Most of these companies have their eyes on customer-service programs. Many companies rely on call centers that give customers a machine droning through a menu, usually followed by a long wait. The idea now is to push smarter and more articulate voice programs into these centers. "The telephone companies are all very hungry for call-center applications," says Alfred Hauenstein, director of product management for speech-recognition products at Siemens. And for international businesses, such as hotels, the speech systems could fold in translating programs, such as C-Star's.

Even as speech software takes off, Europe's market leader, L&H, has been having a rough year. The $211 million Belgian company's roaring stock fell by a quarter in April, as the U.S. Securities & Exchange Commission disallowed research-and-development write-offs, leading L&H to restate and lower its earnings. Still, the company is pushing ahead on projects with minority shareholders Microsoft and Intel. And its Voice Xpress, an off-the-shelf computer-dictation program, is battling with IBM, Dragon Systems, and Philips in the under-$100 market.

At the same time, L&H is pushing translation applications onto the Internet.
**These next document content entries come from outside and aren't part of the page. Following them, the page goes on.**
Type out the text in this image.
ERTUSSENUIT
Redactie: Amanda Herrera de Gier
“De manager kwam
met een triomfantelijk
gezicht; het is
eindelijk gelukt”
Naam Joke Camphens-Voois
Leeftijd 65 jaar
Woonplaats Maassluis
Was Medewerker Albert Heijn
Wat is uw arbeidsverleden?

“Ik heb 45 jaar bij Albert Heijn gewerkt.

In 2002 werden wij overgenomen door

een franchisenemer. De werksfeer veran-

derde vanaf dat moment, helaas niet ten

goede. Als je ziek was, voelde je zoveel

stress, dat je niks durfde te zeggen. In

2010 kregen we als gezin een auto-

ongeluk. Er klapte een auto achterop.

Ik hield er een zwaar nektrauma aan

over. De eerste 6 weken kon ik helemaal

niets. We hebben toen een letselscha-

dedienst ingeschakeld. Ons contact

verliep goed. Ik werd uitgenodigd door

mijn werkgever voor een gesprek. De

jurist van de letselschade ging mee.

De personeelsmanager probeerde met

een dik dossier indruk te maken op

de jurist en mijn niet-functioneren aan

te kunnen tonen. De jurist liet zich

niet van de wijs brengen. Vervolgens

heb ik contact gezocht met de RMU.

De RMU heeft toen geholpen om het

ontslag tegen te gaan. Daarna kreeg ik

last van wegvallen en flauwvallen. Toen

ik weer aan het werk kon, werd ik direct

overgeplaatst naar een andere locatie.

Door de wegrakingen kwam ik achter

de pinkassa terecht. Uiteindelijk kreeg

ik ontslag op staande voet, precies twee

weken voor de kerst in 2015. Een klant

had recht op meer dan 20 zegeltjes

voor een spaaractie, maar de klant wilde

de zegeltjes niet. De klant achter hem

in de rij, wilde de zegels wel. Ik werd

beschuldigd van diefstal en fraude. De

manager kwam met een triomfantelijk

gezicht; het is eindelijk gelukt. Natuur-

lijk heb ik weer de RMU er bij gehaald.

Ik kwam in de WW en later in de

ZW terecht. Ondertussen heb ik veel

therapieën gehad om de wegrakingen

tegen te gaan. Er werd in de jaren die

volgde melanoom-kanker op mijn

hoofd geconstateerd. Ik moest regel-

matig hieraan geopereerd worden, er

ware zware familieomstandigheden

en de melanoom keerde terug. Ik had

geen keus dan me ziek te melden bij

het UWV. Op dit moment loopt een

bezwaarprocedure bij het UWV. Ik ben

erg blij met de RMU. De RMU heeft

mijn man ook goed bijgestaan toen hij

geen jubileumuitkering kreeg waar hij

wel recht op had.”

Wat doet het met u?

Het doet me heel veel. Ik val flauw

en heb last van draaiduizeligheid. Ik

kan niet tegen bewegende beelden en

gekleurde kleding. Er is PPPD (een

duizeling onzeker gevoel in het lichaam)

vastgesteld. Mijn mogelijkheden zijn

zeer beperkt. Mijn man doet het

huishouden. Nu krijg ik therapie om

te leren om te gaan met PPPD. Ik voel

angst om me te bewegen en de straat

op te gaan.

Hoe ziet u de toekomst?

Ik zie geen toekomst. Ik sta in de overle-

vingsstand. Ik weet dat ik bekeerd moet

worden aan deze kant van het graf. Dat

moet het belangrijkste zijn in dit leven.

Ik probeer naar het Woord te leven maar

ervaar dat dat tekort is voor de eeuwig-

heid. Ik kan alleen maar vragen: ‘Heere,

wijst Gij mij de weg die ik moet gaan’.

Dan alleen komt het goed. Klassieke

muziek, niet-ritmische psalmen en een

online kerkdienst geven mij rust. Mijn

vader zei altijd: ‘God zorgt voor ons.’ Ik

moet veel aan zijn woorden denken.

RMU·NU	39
It offers a translation browser that scares up rough summaries of foreign- language Web pages. Such services should grow in demand as the Web, 54% of which is now in English, continues to grow faster in other languages. With Intel, L&H is developing machines that understand verbal queries, hunt down information, and provide answers over the phone. "We're talking about machines that can figure things out," says L&H Chief Executive Gaston Bastiaens. "You ask it about L&H stock, and it knows to call up"

STANDBY. Cell-phone companies already are programming voice-activated dialing into their handsets. Now, manufacturers are wondering how much more speech to give their machines. The trouble is that speech programs require computing and battery power, both at a premium in credit-card-size phones. Standby time, the number of hours a phone can remain on, is a key selling point, says Bernd Burchard, who leads the speech recognition unit at Infineon, the former semiconductor division of Siemens. "None of them wants to sacrifice any standby."

The likely solution is to host the speech-recognition programs at servers and to encourage customers to call in to talking computers. Eventually, customers will have a choice between having a heavier, smarter phone in hand, or choosing a lighter, dumber model that feeds more off the network.

Perhaps the biggest hurdle for interactive television is the lack of a keyboard substitute. This makes it a natural for voice systems, many of which will be unveiled at a trade show in late August in Berlin. The challenge, of course, is to filter out the TV noise so that the machine can hear what the viewer is yelling. "We have a lot of experience with noise cancellation from our work with cars," says Infineon's Burchard.

And cars? They may be the last to debut, possibly in another five years. Lengthy tests by car companies, led by DaimlerChrysler, are sure to drag out the process, say software developers. That means it's safe to keep swearing at the car for a few years, as long as the phone's out of range.